The digital yuan leans more towards official leadership and domestic institutional development, while Hong Kong-licensed stablecoins are closer to offshore markets, international payments, and on-chain transaction scenarios. They are not necessarily substitutes, but rather more likely to form a tiered, complementary structure.
However, necessary restraint should be maintained. A closed-loop system does not equate to a closed-loop market, and the issuance of the first batch of licenses does not mean the competitive landscape is set. Whether the Hong Kong dollar stablecoin can truly succeed still depends on whether it can generate a sufficiently strong network effect, payment demand, and scenario stickiness. Especially given that US dollar stablecoins have already established a clear first-mover advantage, whether the Hong Kong model can evolve from a "high-quality model" to a "system with significant influence" still needs time to prove .

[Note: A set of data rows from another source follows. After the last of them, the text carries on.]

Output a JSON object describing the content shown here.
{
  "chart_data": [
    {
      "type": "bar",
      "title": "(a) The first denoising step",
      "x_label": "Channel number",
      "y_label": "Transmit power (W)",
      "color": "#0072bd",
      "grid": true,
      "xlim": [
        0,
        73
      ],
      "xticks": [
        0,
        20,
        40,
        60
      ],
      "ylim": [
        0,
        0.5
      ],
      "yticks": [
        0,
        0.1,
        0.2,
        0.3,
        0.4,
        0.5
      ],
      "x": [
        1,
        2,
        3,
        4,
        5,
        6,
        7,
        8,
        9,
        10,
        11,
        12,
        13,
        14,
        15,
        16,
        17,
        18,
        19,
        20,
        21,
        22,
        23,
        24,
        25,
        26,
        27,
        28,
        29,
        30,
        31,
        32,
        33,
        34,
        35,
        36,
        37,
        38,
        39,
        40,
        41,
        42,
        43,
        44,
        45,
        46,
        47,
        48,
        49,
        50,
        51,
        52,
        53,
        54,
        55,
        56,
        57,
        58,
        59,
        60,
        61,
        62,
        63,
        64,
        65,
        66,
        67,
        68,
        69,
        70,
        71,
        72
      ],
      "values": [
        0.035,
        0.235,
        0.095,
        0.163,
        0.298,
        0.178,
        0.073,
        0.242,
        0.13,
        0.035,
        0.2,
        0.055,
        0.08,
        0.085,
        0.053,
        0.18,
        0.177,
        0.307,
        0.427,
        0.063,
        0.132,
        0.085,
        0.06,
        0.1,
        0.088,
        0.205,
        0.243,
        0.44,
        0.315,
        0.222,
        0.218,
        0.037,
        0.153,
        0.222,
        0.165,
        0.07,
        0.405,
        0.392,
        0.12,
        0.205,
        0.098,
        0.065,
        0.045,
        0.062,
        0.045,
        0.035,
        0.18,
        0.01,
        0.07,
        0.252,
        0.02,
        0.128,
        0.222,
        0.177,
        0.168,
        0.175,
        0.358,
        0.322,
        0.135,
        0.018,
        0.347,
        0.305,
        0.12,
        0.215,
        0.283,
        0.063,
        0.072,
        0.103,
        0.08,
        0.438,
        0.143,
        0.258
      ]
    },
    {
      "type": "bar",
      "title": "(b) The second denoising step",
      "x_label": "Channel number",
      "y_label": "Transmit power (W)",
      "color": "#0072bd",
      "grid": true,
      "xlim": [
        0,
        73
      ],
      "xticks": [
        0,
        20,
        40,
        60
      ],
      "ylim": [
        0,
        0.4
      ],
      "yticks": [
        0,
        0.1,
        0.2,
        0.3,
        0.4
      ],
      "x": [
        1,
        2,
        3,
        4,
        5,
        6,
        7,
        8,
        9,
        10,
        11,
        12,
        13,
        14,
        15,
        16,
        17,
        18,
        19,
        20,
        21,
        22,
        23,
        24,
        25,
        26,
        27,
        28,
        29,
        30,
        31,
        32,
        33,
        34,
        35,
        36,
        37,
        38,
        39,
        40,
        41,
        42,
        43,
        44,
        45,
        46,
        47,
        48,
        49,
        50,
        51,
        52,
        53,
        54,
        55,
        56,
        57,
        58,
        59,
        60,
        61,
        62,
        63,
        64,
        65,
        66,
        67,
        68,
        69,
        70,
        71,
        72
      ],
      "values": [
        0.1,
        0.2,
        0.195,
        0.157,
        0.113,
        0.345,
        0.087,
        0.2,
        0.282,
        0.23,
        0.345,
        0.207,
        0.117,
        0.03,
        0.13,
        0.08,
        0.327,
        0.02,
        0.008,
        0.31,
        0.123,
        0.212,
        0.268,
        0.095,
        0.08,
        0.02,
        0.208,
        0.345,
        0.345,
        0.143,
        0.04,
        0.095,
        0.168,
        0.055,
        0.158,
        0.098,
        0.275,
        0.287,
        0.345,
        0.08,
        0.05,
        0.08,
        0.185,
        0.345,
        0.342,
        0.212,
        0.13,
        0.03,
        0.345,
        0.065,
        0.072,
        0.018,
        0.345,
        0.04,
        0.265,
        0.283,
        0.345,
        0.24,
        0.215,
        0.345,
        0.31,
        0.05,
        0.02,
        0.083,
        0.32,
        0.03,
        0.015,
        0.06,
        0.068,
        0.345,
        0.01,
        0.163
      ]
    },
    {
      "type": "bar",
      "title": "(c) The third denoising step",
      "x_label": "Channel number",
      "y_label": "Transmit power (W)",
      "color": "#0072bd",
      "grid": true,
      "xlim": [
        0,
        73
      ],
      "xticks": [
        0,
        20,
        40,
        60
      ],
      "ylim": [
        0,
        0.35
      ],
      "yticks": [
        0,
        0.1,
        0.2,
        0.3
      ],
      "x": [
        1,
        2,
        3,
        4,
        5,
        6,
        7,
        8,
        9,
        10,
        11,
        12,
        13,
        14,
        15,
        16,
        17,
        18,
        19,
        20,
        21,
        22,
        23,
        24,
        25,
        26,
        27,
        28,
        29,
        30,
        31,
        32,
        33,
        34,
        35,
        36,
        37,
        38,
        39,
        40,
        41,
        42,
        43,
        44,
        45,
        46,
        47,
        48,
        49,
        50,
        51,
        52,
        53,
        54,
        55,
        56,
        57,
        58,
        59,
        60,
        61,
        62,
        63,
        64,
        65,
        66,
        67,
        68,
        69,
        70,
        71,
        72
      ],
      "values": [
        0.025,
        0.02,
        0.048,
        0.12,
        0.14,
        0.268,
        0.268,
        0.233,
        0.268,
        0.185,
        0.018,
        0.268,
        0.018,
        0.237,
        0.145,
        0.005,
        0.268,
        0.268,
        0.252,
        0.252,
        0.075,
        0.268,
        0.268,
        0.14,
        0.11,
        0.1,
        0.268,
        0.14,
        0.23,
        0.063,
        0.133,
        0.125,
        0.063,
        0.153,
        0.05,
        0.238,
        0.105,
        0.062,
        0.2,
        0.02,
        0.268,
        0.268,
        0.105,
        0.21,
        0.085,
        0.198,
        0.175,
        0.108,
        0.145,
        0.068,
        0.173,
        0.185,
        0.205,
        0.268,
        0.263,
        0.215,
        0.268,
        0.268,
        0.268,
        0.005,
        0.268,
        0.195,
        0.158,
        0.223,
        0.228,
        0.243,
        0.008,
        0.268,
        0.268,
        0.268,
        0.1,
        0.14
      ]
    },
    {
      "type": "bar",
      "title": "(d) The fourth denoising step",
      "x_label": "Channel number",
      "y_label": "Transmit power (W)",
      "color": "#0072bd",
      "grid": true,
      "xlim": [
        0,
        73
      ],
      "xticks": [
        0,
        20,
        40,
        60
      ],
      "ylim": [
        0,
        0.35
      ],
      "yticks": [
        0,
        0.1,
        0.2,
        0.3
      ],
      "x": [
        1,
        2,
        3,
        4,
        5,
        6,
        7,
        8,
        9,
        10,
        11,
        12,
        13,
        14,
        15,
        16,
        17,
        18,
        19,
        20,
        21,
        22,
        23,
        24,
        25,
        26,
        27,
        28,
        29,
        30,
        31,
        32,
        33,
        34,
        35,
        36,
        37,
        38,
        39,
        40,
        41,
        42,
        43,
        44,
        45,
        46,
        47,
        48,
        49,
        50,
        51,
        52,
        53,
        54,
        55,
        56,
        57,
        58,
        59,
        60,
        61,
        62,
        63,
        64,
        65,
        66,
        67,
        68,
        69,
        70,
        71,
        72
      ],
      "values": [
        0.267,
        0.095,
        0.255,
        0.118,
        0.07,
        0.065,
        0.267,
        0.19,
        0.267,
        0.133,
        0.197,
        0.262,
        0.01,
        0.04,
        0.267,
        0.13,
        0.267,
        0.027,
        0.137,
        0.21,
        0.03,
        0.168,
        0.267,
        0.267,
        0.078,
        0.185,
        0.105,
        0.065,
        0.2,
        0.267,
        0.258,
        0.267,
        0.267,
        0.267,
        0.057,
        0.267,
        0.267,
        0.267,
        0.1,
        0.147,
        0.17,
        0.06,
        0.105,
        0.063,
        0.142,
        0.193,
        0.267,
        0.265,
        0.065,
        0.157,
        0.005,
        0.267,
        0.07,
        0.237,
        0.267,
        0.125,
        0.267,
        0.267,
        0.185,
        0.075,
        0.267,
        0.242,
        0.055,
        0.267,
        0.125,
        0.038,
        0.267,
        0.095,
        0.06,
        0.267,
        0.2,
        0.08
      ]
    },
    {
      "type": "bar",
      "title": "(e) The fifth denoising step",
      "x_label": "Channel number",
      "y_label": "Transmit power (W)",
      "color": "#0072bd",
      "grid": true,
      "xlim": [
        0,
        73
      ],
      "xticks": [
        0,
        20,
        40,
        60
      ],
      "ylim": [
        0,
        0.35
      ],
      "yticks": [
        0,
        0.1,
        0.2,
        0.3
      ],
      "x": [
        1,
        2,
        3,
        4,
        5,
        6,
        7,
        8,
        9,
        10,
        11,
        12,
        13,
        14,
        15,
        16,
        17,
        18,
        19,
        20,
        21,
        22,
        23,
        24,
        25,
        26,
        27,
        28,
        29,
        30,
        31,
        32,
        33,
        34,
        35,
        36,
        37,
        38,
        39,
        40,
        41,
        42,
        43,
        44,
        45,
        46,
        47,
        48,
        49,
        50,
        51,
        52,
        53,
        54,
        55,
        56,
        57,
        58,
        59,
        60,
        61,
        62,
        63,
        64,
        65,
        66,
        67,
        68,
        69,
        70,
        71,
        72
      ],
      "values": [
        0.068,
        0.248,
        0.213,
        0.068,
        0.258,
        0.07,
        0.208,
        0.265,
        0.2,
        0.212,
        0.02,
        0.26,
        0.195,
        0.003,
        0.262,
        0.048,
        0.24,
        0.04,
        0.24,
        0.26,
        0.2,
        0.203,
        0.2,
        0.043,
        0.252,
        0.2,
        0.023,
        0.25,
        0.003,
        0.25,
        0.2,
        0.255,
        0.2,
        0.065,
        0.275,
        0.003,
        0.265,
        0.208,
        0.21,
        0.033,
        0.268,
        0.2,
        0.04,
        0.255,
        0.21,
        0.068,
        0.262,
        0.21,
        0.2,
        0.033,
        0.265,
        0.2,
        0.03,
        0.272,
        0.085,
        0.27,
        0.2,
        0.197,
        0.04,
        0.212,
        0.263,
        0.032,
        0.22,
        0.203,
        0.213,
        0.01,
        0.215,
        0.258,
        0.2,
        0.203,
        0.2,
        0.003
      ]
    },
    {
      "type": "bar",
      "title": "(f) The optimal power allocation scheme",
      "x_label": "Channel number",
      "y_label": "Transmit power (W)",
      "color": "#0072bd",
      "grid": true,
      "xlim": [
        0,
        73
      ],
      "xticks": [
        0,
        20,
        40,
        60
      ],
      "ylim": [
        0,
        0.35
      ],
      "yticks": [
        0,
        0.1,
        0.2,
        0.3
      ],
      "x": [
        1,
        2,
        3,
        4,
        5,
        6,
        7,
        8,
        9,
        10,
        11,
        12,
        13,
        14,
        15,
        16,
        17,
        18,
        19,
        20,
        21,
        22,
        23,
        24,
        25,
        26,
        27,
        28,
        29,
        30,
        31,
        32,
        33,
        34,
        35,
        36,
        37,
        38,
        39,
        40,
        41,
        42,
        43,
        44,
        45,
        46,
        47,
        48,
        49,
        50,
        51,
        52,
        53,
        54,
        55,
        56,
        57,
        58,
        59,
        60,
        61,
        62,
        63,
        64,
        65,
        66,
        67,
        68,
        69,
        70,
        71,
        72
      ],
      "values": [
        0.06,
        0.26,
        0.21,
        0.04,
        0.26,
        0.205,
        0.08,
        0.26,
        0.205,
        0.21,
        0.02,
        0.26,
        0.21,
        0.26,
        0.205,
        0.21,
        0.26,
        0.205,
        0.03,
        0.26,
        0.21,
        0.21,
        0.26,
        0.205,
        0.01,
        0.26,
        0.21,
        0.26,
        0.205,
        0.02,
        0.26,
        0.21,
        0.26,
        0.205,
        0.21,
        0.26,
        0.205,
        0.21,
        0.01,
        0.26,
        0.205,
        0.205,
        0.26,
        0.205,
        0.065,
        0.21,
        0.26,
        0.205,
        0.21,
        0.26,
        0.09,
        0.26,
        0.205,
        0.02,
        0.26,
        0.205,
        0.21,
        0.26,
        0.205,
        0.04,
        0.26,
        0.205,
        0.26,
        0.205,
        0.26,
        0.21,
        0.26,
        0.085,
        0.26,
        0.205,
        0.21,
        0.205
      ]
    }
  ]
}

Overall, the issuance of Hong Kong's first batch of stablecoin licenses is indeed an important milestone in the global evolution of stablecoin regulation. What's truly noteworthy is not the extent of Hong Kong's market achievements, but rather that it has pioneered a system model that can be observed, tested, and iterated upon.
Issuing only two licenses out of 36 applications is not a move to flood the market with new licenses, but rather a high-threshold screening of the next generation of digital financial infrastructure. Whether this path will be successful depends not on the number of licenses issued, but on whether institutional credibility, real-world scenarios, payment networks, and on-chain asset transfers can be truly integrated into a cohesive system.